# Motor whine on Grizzly G9249 lathe



## rock_breaker (Mar 15, 2011)

The 1 HP motor on my Grizzly 13X 40 lathe whines when running. The noise is not unbearable but I would sure like it a bit quieter Does anyone out there have a similar situation ?

The lathe is mounted on a sturdy wooden bench and leveled as best I could get it. The run-out over 16 inches is less than 0.001 if i recall properly. The sound has been isolated to the motor by disenging the lesd screws and back gears. I would sure appreciate suggestions on how to reduce the whine.

Thanks 

Ray


----------



## rock_breaker (Mar 16, 2011)

Thanks guys for the in put. I will live with the noise Turbine doctor -- not much choice other than a new motor. And MMMH I didnot take the motor off the lathe but made sure the belts were loose using the back gear tension adjustment. no change in noise.

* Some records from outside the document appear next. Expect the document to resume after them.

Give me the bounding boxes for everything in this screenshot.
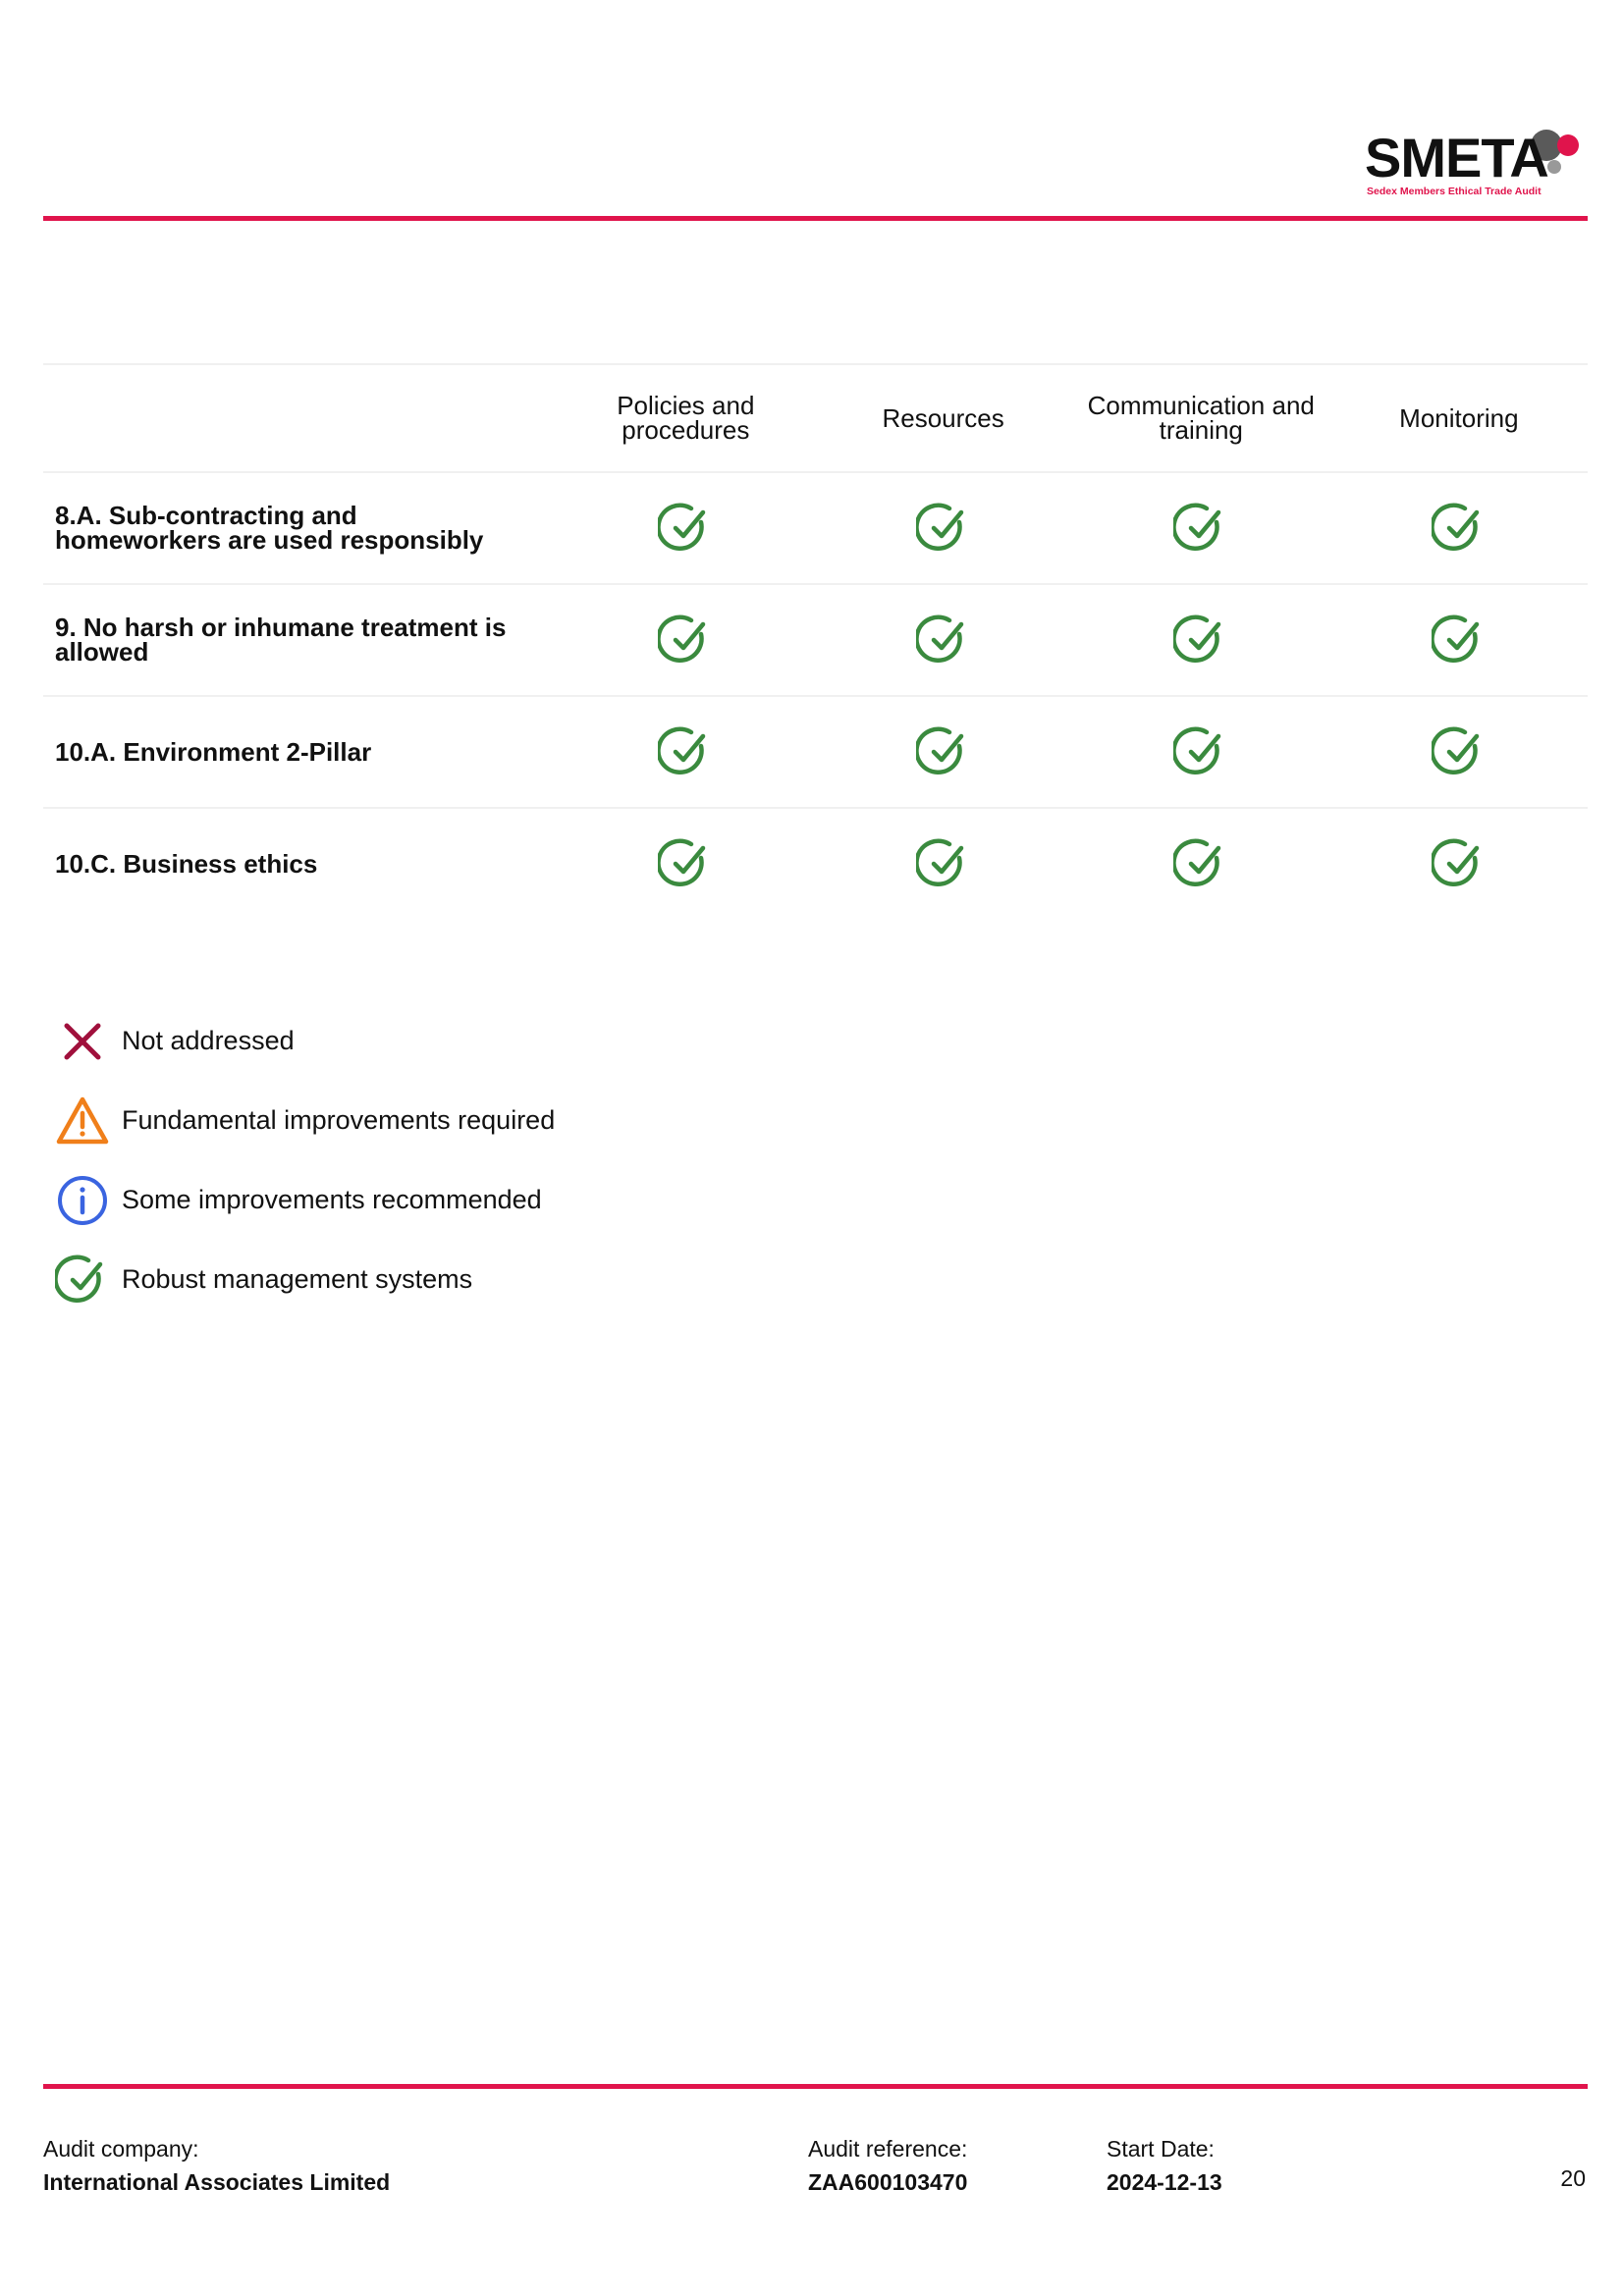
status-cell: [557, 472, 814, 584]
legend-item-some-improvements: Some improvements recommended: [55, 1160, 555, 1240]
header-empty: [43, 364, 557, 472]
row-label: 10.A. Environment 2-Pillar: [55, 736, 372, 767]
row-label: 8.A. Sub-contracting and homeworkers are…: [55, 501, 484, 555]
check-circle-icon: [658, 614, 706, 664]
footer-start-date: Start Date: 2024-12-13: [1107, 2132, 1222, 2199]
table-row: 8.A. Sub-contracting and homeworkers are…: [43, 472, 1588, 584]
check-circle-icon: [658, 503, 706, 552]
status-cell: [1330, 584, 1588, 696]
check-circle-icon: [658, 726, 706, 775]
status-cell: [815, 696, 1072, 808]
legend-label: Not addressed: [122, 1026, 295, 1055]
audit-company-label: Audit company:: [43, 2136, 199, 2162]
legend-label: Some improvements recommended: [122, 1185, 542, 1214]
warning-icon: [56, 1096, 109, 1144]
status-cell: [1072, 808, 1330, 919]
status-cell: [557, 584, 814, 696]
status-cell: [815, 584, 1072, 696]
assessment-table: Policies and procedures Resources Commun…: [43, 363, 1588, 919]
check-circle-icon: [1431, 614, 1480, 664]
x-icon: [64, 1023, 101, 1059]
legend-item-robust: Robust management systems: [55, 1240, 555, 1319]
status-cell: [557, 808, 814, 919]
column-header: Resources: [882, 402, 1004, 433]
status-cell: [1330, 472, 1588, 584]
status-cell: [1072, 696, 1330, 808]
page-number: 20: [1560, 2165, 1586, 2191]
legend-label: Fundamental improvements required: [122, 1105, 556, 1135]
table-row: 10.A. Environment 2-Pillar: [43, 696, 1588, 808]
check-circle-icon: [915, 838, 963, 887]
status-cell: [1330, 696, 1588, 808]
status-cell: [557, 696, 814, 808]
table-row: 10.C. Business ethics: [43, 808, 1588, 919]
column-header: Monitoring: [1399, 402, 1519, 433]
check-circle-icon: [915, 614, 963, 664]
check-circle-icon: [1173, 614, 1221, 664]
legend: Not addressed Fundamental improvements r…: [55, 1001, 555, 1319]
row-label: 10.C. Business ethics: [55, 848, 318, 879]
column-header: Policies and procedures: [617, 391, 755, 445]
status-cell: [1330, 808, 1588, 919]
header-divider: [43, 216, 1588, 221]
column-header: Communication and training: [1087, 391, 1315, 445]
check-circle-icon: [658, 838, 706, 887]
check-circle-icon: [1431, 503, 1480, 552]
legend-item-fundamental: Fundamental improvements required: [55, 1081, 555, 1160]
audit-reference-value: ZAA600103470: [808, 2169, 968, 2195]
check-circle-icon: [915, 726, 963, 775]
check-circle-icon: [1173, 503, 1221, 552]
audit-reference-label: Audit reference:: [808, 2136, 968, 2162]
legend-item-not-addressed: Not addressed: [55, 1001, 555, 1081]
table-header-row: Policies and procedures Resources Commun…: [43, 364, 1588, 472]
legend-label: Robust management systems: [122, 1264, 473, 1294]
footer-audit-reference: Audit reference: ZAA600103470: [808, 2132, 967, 2199]
check-circle-icon: [915, 503, 963, 552]
start-date-value: 2024-12-13: [1107, 2169, 1222, 2195]
start-date-label: Start Date:: [1107, 2136, 1215, 2162]
check-circle-icon: [1431, 838, 1480, 887]
status-cell: [815, 472, 1072, 584]
check-circle-icon: [1431, 726, 1480, 775]
table-row: 9. No harsh or inhumane treatment is all…: [43, 584, 1588, 696]
row-label: 9. No harsh or inhumane treatment is all…: [55, 613, 507, 667]
footer-divider: [43, 2084, 1588, 2089]
check-circle-icon: [1173, 726, 1221, 775]
status-cell: [1072, 584, 1330, 696]
status-cell: [815, 808, 1072, 919]
audit-company-value: International Associates Limited: [43, 2169, 391, 2195]
status-cell: [1072, 472, 1330, 584]
info-icon: [58, 1175, 107, 1225]
check-circle-icon: [55, 1255, 103, 1303]
svg-text:SMETA: SMETA: [1365, 127, 1548, 188]
footer-audit-company: Audit company: International Associates …: [43, 2132, 390, 2199]
check-circle-icon: [1173, 838, 1221, 887]
svg-text:Sedex Members Ethical Trade Au: Sedex Members Ethical Trade Audit: [1367, 186, 1542, 197]
smeta-logo: SMETA Sedex Members Ethical Trade Audit: [1365, 127, 1579, 197]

I recently aquired the lathe and am just now getting used to it's idiosyncracies. So far the only real complaint is the Half nut lever is very close to the power switch leaver - I shut it off several times during a threading operation, really have to watch what I do with the meat hooks.


----------



## rock_breaker (Mar 27, 2011)

Thanks for the input. I am going to get it checked if I can find someone to do it? I do have a multimeter and somewhat familiar with house current, but have not checked capacitors.

Thanks 

Ray


----------